Embattled PHEAA must return $15 million

HARRISBURG, Pa. - January 25, 2008 - The U.S. Department of Education outlined its request in a letter to the Pennsylvania Higher Education Assistance Agency on Friday, two months after the department's inspector general released an audit of the PHEAA subsidies.

The audit determined that PHEAA was overpaid $35 million in federal subsidies between July 2003 and June 2006 - 13 percent of the more than $263 million it received during that period. But the department ultimately did not accept all the audit's findings, Patricia Trubia of the Federal Student Aid office wrote in her letter to PHEAA.

Federal regulations allow lenders to receive federal subsidies for student loans funded by tax-exempt bonds issued before Oct. 1, 1993. The department estimates that PHEAA overbilled the government $15 million between October 2004 and September 2006 for loans that were refinanced with taxable and ineligible tax-exempt bonds, Trubia wrote.

PHEAA has 30 days to respond to the letter, and spokesman Keith New said Friday the agency has not agreed how much money, if any, it should repay. PHEAA, however, has been negotiating the matter with the federal government as part of a separate Education Department review whose findings were released in 2006, New said.

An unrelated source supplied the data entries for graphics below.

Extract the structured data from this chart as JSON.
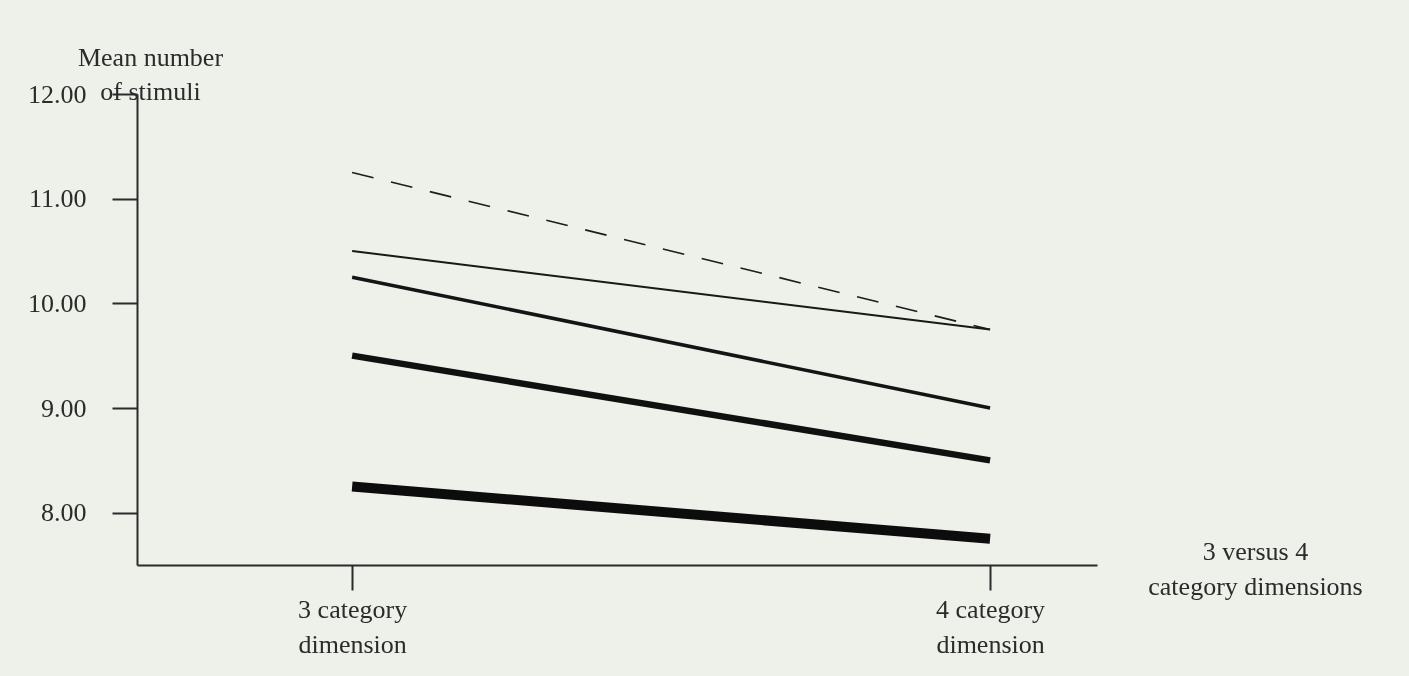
{
  "chart_data": {
    "type": "line",
    "xlabel": "3 versus 4 category dimensions",
    "ylabel": "Mean number of stimuli",
    "categories": [
      "3 category dimension",
      "4 category dimension"
    ],
    "ylim": [
      7.5,
      12
    ],
    "yticks": [
      {
        "value": 8,
        "label": "8.00"
      },
      {
        "value": 9,
        "label": "9.00"
      },
      {
        "value": 10,
        "label": "10.00"
      },
      {
        "value": 11,
        "label": "11.00"
      },
      {
        "value": 12,
        "label": "12.00"
      }
    ],
    "legend": false,
    "series": [
      {
        "color": "#1c1c1c",
        "line_style": "dashed",
        "values": [
          11.25,
          9.75
        ]
      },
      {
        "color": "#181818",
        "line_style": "solid",
        "values": [
          10.5,
          9.75
        ]
      },
      {
        "color": "#141414",
        "line_style": "solid",
        "values": [
          10.25,
          9.0
        ]
      },
      {
        "color": "#101010",
        "line_style": "solid",
        "values": [
          9.5,
          8.5
        ]
      },
      {
        "color": "#0c0c0c",
        "line_style": "solid",
        "values": [
          8.25,
          7.75
        ]
      }
    ]
  }
}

"We've always said that there was nothing new (in the audit) and the department has confirmed that," New said. "We have steadfastly always followed department guidelines."

U.S. Rep. George Miller, D-Calif., who chairs the House Education and Labor Committee, said he hoped the enforcement was a sign the Education Department "is finally starting to take its role as the steward of our nation's federal student aid programs seriously."

The agency manages about $100 billion in loans issued by PHEAA and other lenders, including $47 billion in outstanding guaranteed loans.

Two similar federal audits have focused on how lenders have profited from the government's promise in the 1980s to guarantee a return of 9.5 percent on student loans financed by tax-exempt bonds. The government made that pledge at a time when interest rates were high, and it had to pay lenders the interest that was not covered by students.

When interest rates dropped, the practice sent billions of dollars in government payments to PHEAA and other lenders. Congress has more recently enacted legislation intended to phase out the subsidy.

An audit released in 2006 found that for-profit Nebraska student loan company Nelnet was improperly paid more than $278 million through the federal student aid program. Education Secretary Margaret Spellings said last year her agency would not seek to recover past overpayments under a settlement with Nelnet, which promised to end the practice.

The inspector general also found in 2005 that the New Mexico Educational Assistance Foundation improperly received more than $35 million in federal payments, but the department did not order the foundation to repay the money.